Kreistor wrote:Housellama wrote:And you will notice that in WW2, the French's eggshell Maginot Line did them a lot of good. There's a reason that trench warfare as a major thing ended in WW1.
No, it did work. The Germans did NOT attack the Maginot line to invade France. It achieved its goal. The flaw was that they were not able to extend it along the Belgium border (prevented by politics in the inter-war period), and so it was NOT complete. (BTW, few know that the Germans actually did attack the Maginot line, with bombers and heavy artillery. They just didn't try to push troops through. Vast stretches were destroyed.) The French were fighting the last War, and hadn't built well for WW2, but it's hard to fault them too much for not predicting the future of warfare. No one got it entirely right. The Germans overcomplicated the engineering and missed sloped armor and couldn't believe someone could break their codes. The Americans couldn't design a decent tank, but could build floods of them. The Russians built pretty good tanks, but messed up their Officer Corps with politics.

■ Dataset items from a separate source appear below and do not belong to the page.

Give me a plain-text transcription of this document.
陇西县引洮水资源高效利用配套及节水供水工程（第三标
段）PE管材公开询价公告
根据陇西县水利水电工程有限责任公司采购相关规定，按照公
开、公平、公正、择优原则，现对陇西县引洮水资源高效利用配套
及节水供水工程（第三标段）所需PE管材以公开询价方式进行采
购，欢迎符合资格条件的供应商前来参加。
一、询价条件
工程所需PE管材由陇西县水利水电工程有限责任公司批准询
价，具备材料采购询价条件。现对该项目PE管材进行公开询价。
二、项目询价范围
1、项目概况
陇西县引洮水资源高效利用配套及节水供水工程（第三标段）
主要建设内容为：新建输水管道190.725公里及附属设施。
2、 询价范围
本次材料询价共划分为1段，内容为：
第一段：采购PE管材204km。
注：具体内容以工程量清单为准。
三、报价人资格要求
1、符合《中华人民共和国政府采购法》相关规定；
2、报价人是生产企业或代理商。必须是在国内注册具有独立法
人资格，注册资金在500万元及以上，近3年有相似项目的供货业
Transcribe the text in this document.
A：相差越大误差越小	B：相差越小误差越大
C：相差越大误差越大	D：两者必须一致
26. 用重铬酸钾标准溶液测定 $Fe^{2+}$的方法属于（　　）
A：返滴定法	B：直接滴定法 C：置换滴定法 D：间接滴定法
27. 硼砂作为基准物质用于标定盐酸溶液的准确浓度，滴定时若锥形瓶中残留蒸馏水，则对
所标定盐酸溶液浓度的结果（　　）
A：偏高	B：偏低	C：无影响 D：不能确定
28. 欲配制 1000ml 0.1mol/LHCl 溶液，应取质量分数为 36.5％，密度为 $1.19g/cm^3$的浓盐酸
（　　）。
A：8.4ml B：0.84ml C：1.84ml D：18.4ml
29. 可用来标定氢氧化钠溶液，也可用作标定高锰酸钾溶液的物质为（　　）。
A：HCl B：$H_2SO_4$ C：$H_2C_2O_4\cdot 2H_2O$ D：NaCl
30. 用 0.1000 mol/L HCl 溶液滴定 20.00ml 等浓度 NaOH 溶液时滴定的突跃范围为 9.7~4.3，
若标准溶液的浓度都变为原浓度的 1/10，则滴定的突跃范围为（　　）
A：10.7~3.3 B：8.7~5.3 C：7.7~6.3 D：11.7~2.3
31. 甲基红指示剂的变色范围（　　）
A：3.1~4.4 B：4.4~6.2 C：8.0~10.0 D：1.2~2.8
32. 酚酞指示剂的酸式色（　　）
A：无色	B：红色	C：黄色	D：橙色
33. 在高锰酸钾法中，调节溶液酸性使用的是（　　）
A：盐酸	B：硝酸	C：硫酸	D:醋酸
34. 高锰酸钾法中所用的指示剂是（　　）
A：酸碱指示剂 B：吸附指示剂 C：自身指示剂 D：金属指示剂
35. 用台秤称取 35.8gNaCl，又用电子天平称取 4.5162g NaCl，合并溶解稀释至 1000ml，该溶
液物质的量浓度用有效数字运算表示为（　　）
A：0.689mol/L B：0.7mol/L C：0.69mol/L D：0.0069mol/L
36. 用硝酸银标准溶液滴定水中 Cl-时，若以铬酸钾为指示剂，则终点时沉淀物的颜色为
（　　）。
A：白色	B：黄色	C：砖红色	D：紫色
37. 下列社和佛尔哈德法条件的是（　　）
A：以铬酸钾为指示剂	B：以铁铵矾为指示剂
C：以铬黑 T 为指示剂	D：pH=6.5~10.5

The French had great tanks, but no concept of how to use them. And the English just didn't have many forces in the first place, but figured out Radar, ASDIC, and code breaking.
... If you call France getting invaded a functional success. The Maginot Line's ultimate function was the same as any defensive strategy: to defend. I'd say that was a failure. Sure, the Germans blew it up but it was built to stop troops, and I'm sure it was very good at it. But the Germans didn't attack it like that, so it's kind of a moot point. A fortress than no one attacks is pretty booping useless. And in the end, France still fell.
Kreistor wrote:On Defense in Depth:
Yes, and that's what I was talking about in the first place.
me wrote:The other trick is only available to extremely large Sides. Sides that are excessively large do not need more than minimal defenses to stop Barbarian attacks on Cities deep inside the borders. You basically only need to keep strong defenses in the outer band of cities, and scout it very well.
Which is exactly Defense in Depth, as you just described. A "band" is not a "line", and I did not state exactly how deep the band needed to be. (2x flier Move from "border", I'd say, so around 130 hexes based on Dwagons and gwiffon ranges of 56.)
So what's your problem with what I said? You just created a wall of text for a strawman argument that had nothing to do with what I said in the first place.
*facepalm* You said eggshells work. Sure. In certain circumstances, they work great. And yes, a band will do better than a simple eggshell. But even a band isn't Defense In Depth (DiD). That's just a thicker eggshell. DiD is multiple layers of different kinds of defenses. DiD means having guys on the walls, plus heavies behind the lines, plus air support, plus highly mobile reinforcements available to deploy at hotspots. Not to mention physical barriers and other security measures as well. DID is an entire defensive strategy. Not just "strong defenses in the outer bands of cities." A good DiD plan would have an outer band, yes. It would also have a secondary line about three to five turns behind that, then another stronger defense line around the most valuable cities.
Here's the problem with a band. Even a band of we'll say three moves from the border, a full turn move thicker than your example. If I had to pierce a ring and I knew that there wasn't much inside, I'd have a very highly mobile force, something that could cover that band in three to four moves. I'd also have a secondary force that was heavier and slower. Say it takes five to six turns to cross the band. I'd send the secondary force in first. Let them hammer away at the band, get maybe a full one turn move distance in, a third of the way there. Sure, they are taking casualties, but that's their point. Once they are a third of the way in, my strike force comes through hauling tail. Since they started one turn move in, they cover the band in two turns. They don't stop at all, they just move as fast as they can. If units get engaged, they shed them and keep going. Even if just a small squad of fast and tough get through, you've got a real problem.
That's is exactly what DiD is built to stop. Say you've got a second ring a few more turn-moves in. Sure, I might get my strike force through, but unless they are really tough, that second ring is going to slow them down enough to give you time to get your troops together and deal with them. And even if they do make it through the second band, they are going to pay for it. It's going to weaken them enough that you can deal with the survivors.
A good DiD strategy is pretty much exactly the opposite of an eggshell. It gets harder as you go in. The deeper the enemy penetrates, the more force you are bringing to bear. Like thick jelly. Sure, you can go through the first layer or two without much of a problem, but then you slow down, whereas their defenses are just getting started. Eggshells crack. That's what happened with the French. They built their eggshell and the Germans, like any good army, simply ignored it. They found a crack and at that point it was all over but the crying. Russia on the other hand, pretty much perfected the DiD. The Germans marched in, but they sure as boop didn't march back out. (Although really, invading Russia in the winter isn't exactly a masterstroke of planning anyway.)
So no, not a strawman. Defense in Depth is simply not what you were talking about.